I have processed the runs separately, and after dada2 I merge them with qiime feature-table merge. Then I analyze diversity (alpha and beta) with: qiime diversity alpha-group-significance; qiime diversity beta and qiime diversity beta-group-significance. They all give differences between the experimental condition (which is season: Autum-Run1, Spring-Run1 and Summer-Run2).

My problem comes when I look at PCoA plots (qiime emperor plot). The samples are clearly separated by run. I am afraid that runs are affecting my results.

I have tried deleting the second run (Summer) from the analysis to see whether my results would be affected or not. In the end I can still see differences between seasons.

So my questions are:
¿Can I make anything to solve the batch effect problem?
¿Should I analyze the runs separately?
¿Can I ignore the run effect (I got the same result with two runs and with only one run)?

This is the jaccard emperor plot where the run differences are seen in the scatter option.

jaccard_emperor.qzv (756.1 KB)

Thank you beforehand!

Nicholas_Bokulich · February 23, 2019, 12:31am

Hi @Jesus_Marin_Miret,
Thank you for sharing the emperor plot, that makes your problem much clearer.

Honestly, it sounds like the effect you are seeing is probably genuine, not run effect, but you cannot rule that out since you separated seasons by runs.

Nothing except re-sequencing at least a subset of samples. You could resequence a subset of each group — say 10 per group — on a new run to confirm that you replicate the same results for those samples. That would be enough in my mind to trust the original run results.

Yes, that is another option. If your goal is not to test seasonal effects, go for it!

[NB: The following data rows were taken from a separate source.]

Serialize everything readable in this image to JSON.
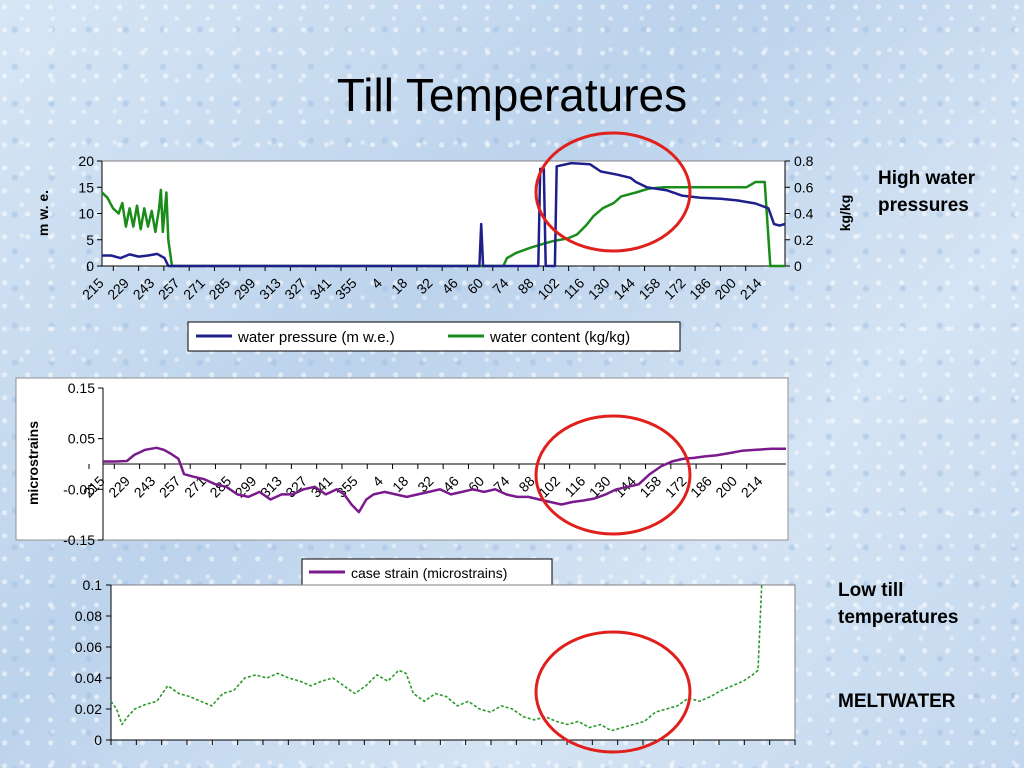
{
  "slide": {
    "title": "Till Temperatures",
    "note_high": "High water pressures",
    "note_low": "Low till temperatures",
    "note_meltwater": "MELTWATER"
  },
  "colors": {
    "pressure": "#1f1f8c",
    "content": "#1a8c1a",
    "strain": "#7a1a8c",
    "temp": "#2a9a2a",
    "circle": "#e0201c"
  },
  "chart_data": [
    {
      "type": "line",
      "x_ticks": [
        "215",
        "229",
        "243",
        "257",
        "271",
        "285",
        "299",
        "313",
        "327",
        "341",
        "355",
        "4",
        "18",
        "32",
        "46",
        "60",
        "74",
        "88",
        "102",
        "116",
        "130",
        "144",
        "158",
        "172",
        "186",
        "200",
        "214"
      ],
      "ylabel": "m w. e.",
      "y2label": "kg/kg",
      "ylim": [
        0,
        20
      ],
      "y_ticks": [
        "20",
        "15",
        "10",
        "5",
        "0"
      ],
      "y2lim": [
        0,
        0.8
      ],
      "y2_ticks": [
        "0.8",
        "0.6",
        "0.4",
        "0.2",
        "0"
      ],
      "legend_position": "bottom",
      "series": [
        {
          "name": "water pressure (m w.e.)",
          "axis": "left",
          "points": [
            [
              215,
              2
            ],
            [
              220,
              2
            ],
            [
              225,
              1.5
            ],
            [
              230,
              2.2
            ],
            [
              235,
              1.8
            ],
            [
              240,
              2
            ],
            [
              245,
              2.3
            ],
            [
              249,
              1.5
            ],
            [
              251,
              0
            ],
            [
              420,
              0
            ],
            [
              421,
              8
            ],
            [
              422,
              0
            ],
            [
              452,
              0
            ],
            [
              453,
              18.5
            ],
            [
              455,
              18.5
            ],
            [
              456,
              0
            ],
            [
              461,
              0
            ],
            [
              462,
              19
            ],
            [
              470,
              19.6
            ],
            [
              480,
              19.4
            ],
            [
              486,
              18
            ],
            [
              495,
              17.4
            ],
            [
              502,
              16.8
            ],
            [
              505,
              16
            ],
            [
              511,
              15
            ],
            [
              522,
              14.4
            ],
            [
              530,
              13.4
            ],
            [
              540,
              13
            ],
            [
              551,
              12.8
            ],
            [
              560,
              12.5
            ],
            [
              570,
              11.9
            ],
            [
              577,
              11
            ],
            [
              580,
              8
            ],
            [
              583,
              7.7
            ],
            [
              586,
              8
            ]
          ]
        },
        {
          "name": "water content (kg/kg)",
          "axis": "right",
          "points": [
            [
              215,
              0.56
            ],
            [
              218,
              0.52
            ],
            [
              221,
              0.44
            ],
            [
              224,
              0.4
            ],
            [
              226,
              0.48
            ],
            [
              228,
              0.3
            ],
            [
              230,
              0.44
            ],
            [
              232,
              0.3
            ],
            [
              234,
              0.46
            ],
            [
              236,
              0.28
            ],
            [
              238,
              0.44
            ],
            [
              240,
              0.3
            ],
            [
              242,
              0.42
            ],
            [
              244,
              0.26
            ],
            [
              246,
              0.44
            ],
            [
              247,
              0.58
            ],
            [
              248,
              0.26
            ],
            [
              250,
              0.56
            ],
            [
              251,
              0.2
            ],
            [
              253,
              0
            ],
            [
              405,
              0
            ],
            [
              433,
              0
            ],
            [
              435,
              0.06
            ],
            [
              440,
              0.1
            ],
            [
              448,
              0.14
            ],
            [
              455,
              0.17
            ],
            [
              460,
              0.19
            ],
            [
              468,
              0.21
            ],
            [
              473,
              0.24
            ],
            [
              478,
              0.31
            ],
            [
              482,
              0.38
            ],
            [
              487,
              0.44
            ],
            [
              493,
              0.48
            ],
            [
              497,
              0.53
            ],
            [
              505,
              0.56
            ],
            [
              512,
              0.59
            ],
            [
              520,
              0.6
            ],
            [
              540,
              0.6
            ],
            [
              560,
              0.6
            ],
            [
              565,
              0.6
            ],
            [
              570,
              0.64
            ],
            [
              575,
              0.64
            ],
            [
              578,
              0
            ],
            [
              586,
              0
            ]
          ]
        }
      ]
    },
    {
      "type": "line",
      "x_ticks": [
        "215",
        "229",
        "243",
        "257",
        "271",
        "285",
        "299",
        "313",
        "327",
        "341",
        "355",
        "4",
        "18",
        "32",
        "46",
        "60",
        "74",
        "88",
        "102",
        "116",
        "130",
        "144",
        "158",
        "172",
        "186",
        "200",
        "214"
      ],
      "ylabel": "microstrains",
      "ylim": [
        -0.15,
        0.15
      ],
      "y_ticks": [
        "0.15",
        "0.05",
        "-0.05",
        "-0.15"
      ],
      "legend_position": "bottom",
      "series": [
        {
          "name": "case strain (microstrains)",
          "points": [
            [
              215,
              0.005
            ],
            [
              222,
              0.005
            ],
            [
              228,
              0.006
            ],
            [
              232,
              0.018
            ],
            [
              238,
              0.028
            ],
            [
              244,
              0.032
            ],
            [
              248,
              0.028
            ],
            [
              252,
              0.02
            ],
            [
              256,
              0.01
            ],
            [
              259,
              -0.02
            ],
            [
              264,
              -0.025
            ],
            [
              270,
              -0.03
            ],
            [
              276,
              -0.04
            ],
            [
              282,
              -0.045
            ],
            [
              288,
              -0.06
            ],
            [
              294,
              -0.065
            ],
            [
              300,
              -0.055
            ],
            [
              306,
              -0.07
            ],
            [
              312,
              -0.06
            ],
            [
              318,
              -0.06
            ],
            [
              324,
              -0.05
            ],
            [
              330,
              -0.045
            ],
            [
              336,
              -0.06
            ],
            [
              342,
              -0.05
            ],
            [
              346,
              -0.06
            ],
            [
              350,
              -0.08
            ],
            [
              354,
              -0.095
            ],
            [
              358,
              -0.07
            ],
            [
              362,
              -0.06
            ],
            [
              368,
              -0.055
            ],
            [
              374,
              -0.06
            ],
            [
              380,
              -0.065
            ],
            [
              386,
              -0.06
            ],
            [
              392,
              -0.055
            ],
            [
              398,
              -0.05
            ],
            [
              404,
              -0.06
            ],
            [
              410,
              -0.055
            ],
            [
              416,
              -0.05
            ],
            [
              422,
              -0.055
            ],
            [
              428,
              -0.05
            ],
            [
              434,
              -0.06
            ],
            [
              440,
              -0.065
            ],
            [
              446,
              -0.065
            ],
            [
              452,
              -0.07
            ],
            [
              458,
              -0.075
            ],
            [
              464,
              -0.08
            ],
            [
              470,
              -0.075
            ],
            [
              476,
              -0.072
            ],
            [
              482,
              -0.068
            ],
            [
              488,
              -0.06
            ],
            [
              494,
              -0.05
            ],
            [
              500,
              -0.045
            ],
            [
              506,
              -0.04
            ],
            [
              512,
              -0.02
            ],
            [
              518,
              -0.005
            ],
            [
              524,
              0.005
            ],
            [
              530,
              0.01
            ],
            [
              536,
              0.012
            ],
            [
              542,
              0.015
            ],
            [
              548,
              0.017
            ],
            [
              556,
              0.022
            ],
            [
              562,
              0.026
            ],
            [
              570,
              0.028
            ],
            [
              578,
              0.03
            ],
            [
              586,
              0.03
            ]
          ]
        }
      ]
    },
    {
      "type": "line",
      "ylim": [
        0,
        0.1
      ],
      "y_ticks": [
        "0.1",
        "0.08",
        "0.06",
        "0.04",
        "0.02",
        "0"
      ],
      "series": [
        {
          "points": [
            [
              215,
              0.025
            ],
            [
              218,
              0.02
            ],
            [
              221,
              0.01
            ],
            [
              224,
              0.015
            ],
            [
              228,
              0.02
            ],
            [
              234,
              0.023
            ],
            [
              240,
              0.025
            ],
            [
              246,
              0.035
            ],
            [
              252,
              0.03
            ],
            [
              258,
              0.028
            ],
            [
              264,
              0.025
            ],
            [
              270,
              0.022
            ],
            [
              276,
              0.03
            ],
            [
              282,
              0.032
            ],
            [
              288,
              0.04
            ],
            [
              294,
              0.042
            ],
            [
              300,
              0.04
            ],
            [
              306,
              0.043
            ],
            [
              312,
              0.04
            ],
            [
              318,
              0.038
            ],
            [
              324,
              0.035
            ],
            [
              330,
              0.038
            ],
            [
              336,
              0.04
            ],
            [
              342,
              0.035
            ],
            [
              348,
              0.03
            ],
            [
              354,
              0.035
            ],
            [
              360,
              0.042
            ],
            [
              366,
              0.038
            ],
            [
              372,
              0.045
            ],
            [
              376,
              0.043
            ],
            [
              380,
              0.03
            ],
            [
              386,
              0.025
            ],
            [
              392,
              0.03
            ],
            [
              398,
              0.028
            ],
            [
              404,
              0.022
            ],
            [
              410,
              0.025
            ],
            [
              416,
              0.02
            ],
            [
              422,
              0.018
            ],
            [
              428,
              0.022
            ],
            [
              434,
              0.02
            ],
            [
              440,
              0.015
            ],
            [
              446,
              0.013
            ],
            [
              452,
              0.015
            ],
            [
              458,
              0.012
            ],
            [
              464,
              0.01
            ],
            [
              470,
              0.012
            ],
            [
              476,
              0.008
            ],
            [
              482,
              0.01
            ],
            [
              488,
              0.006
            ],
            [
              494,
              0.008
            ],
            [
              500,
              0.01
            ],
            [
              506,
              0.012
            ],
            [
              512,
              0.018
            ],
            [
              518,
              0.02
            ],
            [
              524,
              0.022
            ],
            [
              530,
              0.027
            ],
            [
              536,
              0.025
            ],
            [
              542,
              0.028
            ],
            [
              548,
              0.032
            ],
            [
              554,
              0.035
            ],
            [
              560,
              0.038
            ],
            [
              565,
              0.042
            ],
            [
              568,
              0.045
            ],
            [
              570,
              0.1
            ]
          ]
        }
      ]
    }
  ]
}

But it sounds like season effect is an important part of your experiment.

No definitely not. Just because Spring and Autumn are different does not mean that the Summer difference is not run effect.

I'd say go with the limited re-sequencing approach that I described above. It would result in minimal cost (provided a colleague is doing a sequencing run that can accommodate a small number of additional samples), and would be enough to validate the initial runs IF the new run does not suffer from batch effects of its own.

Good luck!

Jesus_Marin_Miret · February 25, 2019, 1:05pm

Hi @Nicholas_Bokulich, your help is very appreciated. I think we can re-sequence part of the sequences to validate the results.